En Allemagne, Oettinger était tombé en disgrâce. Tant auprès de la chancelière que du peuple. Cela ne surprend pas, mais c’étaient ses mauvais titres dans la presse qui influençaient son image auprès de l’opinion publique, puis en dernier lieu son mauvais anglais. Cependant, Oettinger n’a pas que des faiblesses.

La première peur est passée

Le 24 octobre de l’an dernier, cela devenait officiel : la chancelière Merkel nomme Günther Oettinger comme membre allemand de la Commission Européenne. Les cris d’orfraie dans le camp pro-européen en Allemagne se faisaient entendre. Un baron régional souabe au « gouvernement » de l’Europe ? Après son approbation par le Parlement Européen, il a pris ses fonctions le 10 février. Pour les cinq prochaines années, il sera en charge du portefeuille de l’énergie.

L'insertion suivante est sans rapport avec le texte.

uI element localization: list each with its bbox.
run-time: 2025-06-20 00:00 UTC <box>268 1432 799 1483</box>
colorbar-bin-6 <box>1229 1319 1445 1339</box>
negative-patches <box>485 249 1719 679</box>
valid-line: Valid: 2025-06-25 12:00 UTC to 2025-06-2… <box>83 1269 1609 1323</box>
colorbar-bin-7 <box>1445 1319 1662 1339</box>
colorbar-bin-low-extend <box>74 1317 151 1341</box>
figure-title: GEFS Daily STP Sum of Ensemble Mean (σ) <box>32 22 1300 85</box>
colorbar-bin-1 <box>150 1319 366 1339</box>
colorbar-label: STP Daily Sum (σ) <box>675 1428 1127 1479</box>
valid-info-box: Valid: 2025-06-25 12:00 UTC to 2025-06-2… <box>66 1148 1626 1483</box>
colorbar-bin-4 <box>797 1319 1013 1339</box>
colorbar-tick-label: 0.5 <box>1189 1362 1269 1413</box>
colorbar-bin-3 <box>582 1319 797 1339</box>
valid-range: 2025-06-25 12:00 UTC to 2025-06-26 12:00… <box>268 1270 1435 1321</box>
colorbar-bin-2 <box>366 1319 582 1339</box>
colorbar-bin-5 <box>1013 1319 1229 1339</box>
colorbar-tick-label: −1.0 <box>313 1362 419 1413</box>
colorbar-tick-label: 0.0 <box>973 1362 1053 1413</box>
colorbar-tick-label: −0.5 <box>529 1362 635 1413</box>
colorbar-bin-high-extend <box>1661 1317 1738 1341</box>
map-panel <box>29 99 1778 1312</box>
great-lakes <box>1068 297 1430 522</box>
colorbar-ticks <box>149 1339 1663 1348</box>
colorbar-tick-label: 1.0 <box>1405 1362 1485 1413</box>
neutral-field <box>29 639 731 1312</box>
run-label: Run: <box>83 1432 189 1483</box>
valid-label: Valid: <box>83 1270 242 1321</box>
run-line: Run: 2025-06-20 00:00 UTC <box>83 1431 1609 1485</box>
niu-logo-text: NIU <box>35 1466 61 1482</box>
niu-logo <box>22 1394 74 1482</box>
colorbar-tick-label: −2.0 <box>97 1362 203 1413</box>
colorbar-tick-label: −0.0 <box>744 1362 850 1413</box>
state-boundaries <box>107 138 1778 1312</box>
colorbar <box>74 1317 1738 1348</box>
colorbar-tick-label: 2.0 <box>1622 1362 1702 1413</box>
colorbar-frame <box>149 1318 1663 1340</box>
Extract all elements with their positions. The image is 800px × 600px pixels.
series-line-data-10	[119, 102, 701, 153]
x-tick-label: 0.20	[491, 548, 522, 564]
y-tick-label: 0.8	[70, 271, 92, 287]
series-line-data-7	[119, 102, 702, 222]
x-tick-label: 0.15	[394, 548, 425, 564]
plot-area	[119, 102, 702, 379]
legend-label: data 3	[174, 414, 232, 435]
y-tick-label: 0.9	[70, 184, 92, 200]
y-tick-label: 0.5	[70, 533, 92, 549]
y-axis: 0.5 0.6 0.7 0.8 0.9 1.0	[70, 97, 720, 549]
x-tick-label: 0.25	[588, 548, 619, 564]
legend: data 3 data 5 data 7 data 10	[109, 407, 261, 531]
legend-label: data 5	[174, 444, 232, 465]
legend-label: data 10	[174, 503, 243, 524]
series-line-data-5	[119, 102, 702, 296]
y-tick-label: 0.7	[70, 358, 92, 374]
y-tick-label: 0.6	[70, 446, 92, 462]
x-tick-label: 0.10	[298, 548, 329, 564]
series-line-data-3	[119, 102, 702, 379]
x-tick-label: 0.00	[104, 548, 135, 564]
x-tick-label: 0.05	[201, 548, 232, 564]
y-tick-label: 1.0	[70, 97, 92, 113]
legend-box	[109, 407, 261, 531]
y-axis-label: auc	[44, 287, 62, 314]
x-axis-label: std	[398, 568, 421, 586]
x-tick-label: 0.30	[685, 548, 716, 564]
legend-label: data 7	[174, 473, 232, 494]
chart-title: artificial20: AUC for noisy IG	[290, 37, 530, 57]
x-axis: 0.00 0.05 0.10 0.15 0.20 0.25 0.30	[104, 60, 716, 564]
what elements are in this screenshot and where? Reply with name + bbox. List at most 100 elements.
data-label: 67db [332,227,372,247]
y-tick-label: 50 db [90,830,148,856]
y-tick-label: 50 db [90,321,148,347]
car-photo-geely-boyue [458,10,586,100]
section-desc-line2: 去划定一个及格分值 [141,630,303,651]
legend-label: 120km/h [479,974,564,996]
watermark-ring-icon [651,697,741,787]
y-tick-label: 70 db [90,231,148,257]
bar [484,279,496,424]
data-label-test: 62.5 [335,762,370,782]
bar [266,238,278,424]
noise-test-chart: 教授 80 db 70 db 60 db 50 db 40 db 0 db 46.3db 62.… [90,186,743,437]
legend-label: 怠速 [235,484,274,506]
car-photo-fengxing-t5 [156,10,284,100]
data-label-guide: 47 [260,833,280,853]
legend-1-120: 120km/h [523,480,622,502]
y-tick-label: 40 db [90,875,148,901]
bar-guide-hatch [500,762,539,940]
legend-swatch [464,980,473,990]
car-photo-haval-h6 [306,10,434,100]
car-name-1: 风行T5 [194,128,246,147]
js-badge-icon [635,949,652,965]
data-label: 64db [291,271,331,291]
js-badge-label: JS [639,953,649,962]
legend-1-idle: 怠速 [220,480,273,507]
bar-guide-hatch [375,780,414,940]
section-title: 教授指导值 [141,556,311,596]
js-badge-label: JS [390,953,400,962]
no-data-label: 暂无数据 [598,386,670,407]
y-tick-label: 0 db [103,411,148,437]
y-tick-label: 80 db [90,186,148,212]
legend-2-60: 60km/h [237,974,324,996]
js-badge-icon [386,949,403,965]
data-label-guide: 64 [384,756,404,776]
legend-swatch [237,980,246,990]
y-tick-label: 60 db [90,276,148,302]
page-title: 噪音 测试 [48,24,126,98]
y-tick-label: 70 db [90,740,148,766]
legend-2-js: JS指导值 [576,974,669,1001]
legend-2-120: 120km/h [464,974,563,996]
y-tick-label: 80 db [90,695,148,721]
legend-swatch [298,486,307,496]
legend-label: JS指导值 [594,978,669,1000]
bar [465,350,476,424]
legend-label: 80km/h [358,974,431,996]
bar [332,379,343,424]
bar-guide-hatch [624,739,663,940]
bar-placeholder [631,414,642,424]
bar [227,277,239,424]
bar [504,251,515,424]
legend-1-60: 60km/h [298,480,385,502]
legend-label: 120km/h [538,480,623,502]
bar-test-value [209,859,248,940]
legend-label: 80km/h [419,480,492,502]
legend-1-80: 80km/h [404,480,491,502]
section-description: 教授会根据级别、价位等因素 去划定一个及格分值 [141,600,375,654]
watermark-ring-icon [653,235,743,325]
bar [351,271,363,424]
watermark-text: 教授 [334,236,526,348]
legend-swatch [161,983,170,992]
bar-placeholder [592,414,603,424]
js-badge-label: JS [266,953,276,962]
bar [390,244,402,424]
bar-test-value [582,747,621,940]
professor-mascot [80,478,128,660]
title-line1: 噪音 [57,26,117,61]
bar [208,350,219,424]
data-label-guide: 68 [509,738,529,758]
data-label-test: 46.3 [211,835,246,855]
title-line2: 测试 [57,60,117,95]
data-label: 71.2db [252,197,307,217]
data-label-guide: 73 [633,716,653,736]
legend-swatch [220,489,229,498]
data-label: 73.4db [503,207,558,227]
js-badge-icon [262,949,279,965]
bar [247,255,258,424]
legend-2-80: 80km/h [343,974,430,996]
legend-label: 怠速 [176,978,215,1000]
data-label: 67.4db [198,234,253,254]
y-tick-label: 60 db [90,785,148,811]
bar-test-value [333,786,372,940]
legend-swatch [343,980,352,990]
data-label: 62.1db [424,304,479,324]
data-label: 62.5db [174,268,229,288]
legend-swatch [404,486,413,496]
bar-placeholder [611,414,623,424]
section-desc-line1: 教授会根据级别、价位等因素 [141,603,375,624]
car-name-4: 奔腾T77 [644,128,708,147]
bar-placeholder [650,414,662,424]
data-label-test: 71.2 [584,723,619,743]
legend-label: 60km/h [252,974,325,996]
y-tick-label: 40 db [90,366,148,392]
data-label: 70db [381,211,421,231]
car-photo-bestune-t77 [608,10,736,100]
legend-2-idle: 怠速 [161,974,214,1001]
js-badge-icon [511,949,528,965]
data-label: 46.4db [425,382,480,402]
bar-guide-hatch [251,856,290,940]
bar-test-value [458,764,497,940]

Günther Oettinger a beaucoup d’opposants : dans son parti, dans la presse mais également dans la population. Il tend lui même le bâton pour se faire battre. Un exemple est l’éloge funèbre de l’ancien ministre-président du Bade-Würtenberg et ancien juge de la marine nazie Hans Filbinger en 2007. Oettinger y affirma, que ce dernier n’aurait jamais prononcé de condamnation à mort et aurait été bien au contraire victime des nazis. Sa prise de distance avec ses propos lui évita le pire. Mais il n’en resta pas moins une adresse à l’opinion publique, qui terni sa réputation. La même année il affirma lors d’une rencontre privée avec son ancienne corporation d’étudiants que selon lui, la guerre avait résolu beaucoup de problèmes sociaux.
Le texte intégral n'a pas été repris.